I Am Mother, written by Michael Lloyd Green, doesn't want to surprise us. It takes the beaten path in terms of storyline but boasts of some inventive flair on screen. We learn that the daughter is schooled, gradually and systematically, on all walks of life — everything from fitness to pop culture to philosophy and decision making is fed to her. During a lesson, she's asked, "Don't you think every human has intrinsic value and equal right to life and happiness?" The Daughter shoots back, "I did last month when you were teaching Kant." The Mother insists that all this training is really to see the progress of herself and not that of the Daughter's, the import of that statement dawning on us much later in the film. By then, the inevitable happens — the Daughter having grown up in the bunker meets with another human, an injured woman simply called Woman. That's the first fellow human being the Daughter encounters which reshapes everything she has learned inside the bunker so far.

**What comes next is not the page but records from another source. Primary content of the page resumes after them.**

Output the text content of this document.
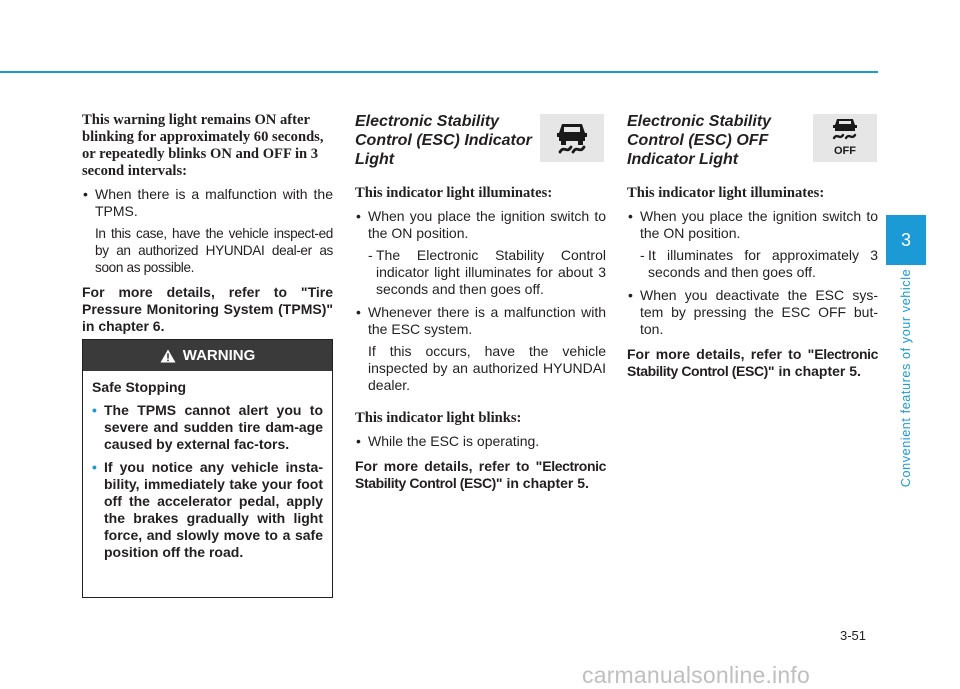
This warning light remains ON after blinking for approximately 60 seconds, or repeatedly blinks ON and OFF in 3 second intervals:

• When there is a malfunction with the TPMS.

In this case, have the vehicle inspect-ed by an authorized HYUNDAI deal-er as soon as possible.

For more details, refer to "Tire Pressure Monitoring System (TPMS)" in chapter 6.

WARNING

Safe Stopping

• The TPMS cannot alert you to severe and sudden tire dam-age caused by external fac-tors.

• If you notice any vehicle insta-bility, immediately take your foot off the accelerator pedal, apply the brakes gradually with light force, and slowly move to a safe position off the road.

Electronic Stability Control (ESC) Indicator Light

This indicator light illuminates:

• When you place the ignition switch to the ON position.

- The Electronic Stability Control indicator light illuminates for about 3 seconds and then goes off.

• Whenever there is a malfunction with the ESC system.

If this occurs, have the vehicle inspected by an authorized HYUNDAI dealer.

This indicator light blinks:

• While the ESC is operating.

For more details, refer to "Electronic Stability Control (ESC)" in chapter 5.

Electronic Stability Control (ESC) OFF Indicator Light	OFF

This indicator light illuminates:

• When you place the ignition switch to the ON position.

- It illuminates for approximately 3 seconds and then goes off.

• When you deactivate the ESC sys-tem by pressing the ESC OFF but-ton.

For more details, refer to "Electronic Stability Control (ESC)" in chapter 5.

3
Convenient features of your vehicle
3-51
carmanualsonline.info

A lot of themes wrestle for attention in I Am Mother. There is, of course, the question of ethical living, caring for the planet, climate change and other ecological imbalances for which mankind is solely responsible. The other more apparent theme is, of course, that of parenting and a parent-child relationship. It's not a coincidence that the teenage years are when the Daughter develops an ability to think for herself and begins to rebel. She questions old wisdom, wonders if adults are always right after all. That is when she starts sneaking around the bunker when Mother is recharging, that is when she snoops for more information and holds secrets from Mother. While the first half plays out like a relationship drama, the second half has more action and even shifts outside the bunker. The Woman played by Hillary Swank wants to help Daughter get out of her misery and is sure of Mother's larger plan. The Woman wants to be the saviour, luring Daughter into her care. The God-fearing Woman with her portraits and figurines of Christ is an evangelist, out to proselytise the Daughter as a way of rescuing her. There are several biblical allegories — from Adam and Eve and the Garden of Eden to the statement that a droid says to the Woman at the end of the film, loaded with mythical possibilities.

The film is also economical with its shot compositions. To bring out the absolute terror in the Daughter's heart, Sputore lowers the camera as the Daughter herself lowers her face to the edge of the table. We see only her eyes, taking in some disturbing facts she has just unearthed about her Mother. Or when the film shifts outside, the dystopian wasteland feels like a call-back to several well-known films — from Interstellar to Planet of the Apes (1968). The content in I Am Mother may not be new for its genre, but the storytelling is rewarding enough and leaves us on a potential cliff-hanger — we know the kid and teenage Daughter. Now, what is she as an adult?